Capital needs assessments can also reveal possibilities family businesses may have previously ruled out due to assumptions of ineligibility. “We’ve seen many situations in which companies get excited when they learn they can finance an acquisition that’s larger than they would have thought while simultaneously taking chips off the table.” Deering says.
As the interests and priorities of family members evolve, a capital needs assessment may also help alleviate building pressures, such as when a family member who may have substantial equity in the business wants to move on. It might also pinpoint an overlooked issue needing to be rectified, as in the case of a family enterprise that needs a new debt structure to transfer it from one generation to the next or to redeem a shareholder who passed away.
“Sometimes the point of the assessment is to get ahead of issues before they snowball into bigger ones,” Hughes says. “In other cases, assessments help ensure that businesses aren’t needlessly limiting their options due to a lack of awareness of what’s possible.”

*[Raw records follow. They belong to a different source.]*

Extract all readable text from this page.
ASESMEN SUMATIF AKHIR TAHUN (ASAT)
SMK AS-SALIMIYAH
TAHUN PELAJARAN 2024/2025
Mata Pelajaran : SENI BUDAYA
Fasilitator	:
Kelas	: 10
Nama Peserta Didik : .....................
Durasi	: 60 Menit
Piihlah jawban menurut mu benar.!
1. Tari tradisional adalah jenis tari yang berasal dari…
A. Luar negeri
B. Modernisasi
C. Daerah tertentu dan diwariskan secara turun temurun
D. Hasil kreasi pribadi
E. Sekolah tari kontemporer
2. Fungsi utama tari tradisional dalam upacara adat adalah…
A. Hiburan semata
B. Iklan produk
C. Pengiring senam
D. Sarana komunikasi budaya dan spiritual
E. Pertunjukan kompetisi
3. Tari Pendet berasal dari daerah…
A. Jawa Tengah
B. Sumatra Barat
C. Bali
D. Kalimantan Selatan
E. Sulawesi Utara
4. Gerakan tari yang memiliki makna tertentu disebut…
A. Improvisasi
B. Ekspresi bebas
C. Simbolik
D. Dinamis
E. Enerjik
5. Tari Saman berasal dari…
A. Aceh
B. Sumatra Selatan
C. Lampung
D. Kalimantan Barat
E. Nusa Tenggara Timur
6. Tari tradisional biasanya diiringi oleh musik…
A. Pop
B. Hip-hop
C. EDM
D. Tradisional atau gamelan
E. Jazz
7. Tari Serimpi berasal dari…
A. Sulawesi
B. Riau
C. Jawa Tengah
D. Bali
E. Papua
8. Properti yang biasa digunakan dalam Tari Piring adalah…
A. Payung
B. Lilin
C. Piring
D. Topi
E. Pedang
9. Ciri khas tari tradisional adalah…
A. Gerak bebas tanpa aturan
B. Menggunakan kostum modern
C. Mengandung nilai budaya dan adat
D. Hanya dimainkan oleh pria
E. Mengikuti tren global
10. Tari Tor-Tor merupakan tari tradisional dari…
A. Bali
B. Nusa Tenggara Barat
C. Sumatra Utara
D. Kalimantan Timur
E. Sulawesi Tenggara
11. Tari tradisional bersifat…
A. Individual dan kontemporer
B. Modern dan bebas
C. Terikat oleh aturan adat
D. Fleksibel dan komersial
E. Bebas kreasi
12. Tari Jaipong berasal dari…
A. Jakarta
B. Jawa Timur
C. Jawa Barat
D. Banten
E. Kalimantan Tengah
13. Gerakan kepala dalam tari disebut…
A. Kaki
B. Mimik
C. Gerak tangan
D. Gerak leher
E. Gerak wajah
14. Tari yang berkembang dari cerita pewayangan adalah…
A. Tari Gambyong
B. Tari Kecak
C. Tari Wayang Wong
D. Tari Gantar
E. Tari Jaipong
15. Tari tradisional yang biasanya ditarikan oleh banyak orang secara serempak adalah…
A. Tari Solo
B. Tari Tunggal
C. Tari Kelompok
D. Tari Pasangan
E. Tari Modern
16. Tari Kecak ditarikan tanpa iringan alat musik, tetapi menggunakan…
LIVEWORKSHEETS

When a capital needs assessment identifies a near-term need, the family enterprise should explore the pros and cons of each capital alternative, including the cost of capital versus its flexibility. They should also understand real-time pricing from a wide variety of sources and have relationships to connect with lenders to execute the transaction.
Ultimately, if it’s the family’s desire to remain a family enterprise, understanding and evaluating its liquidity options allows the family to remain in control of the trajectory of the business and meet the needs of current and future generations.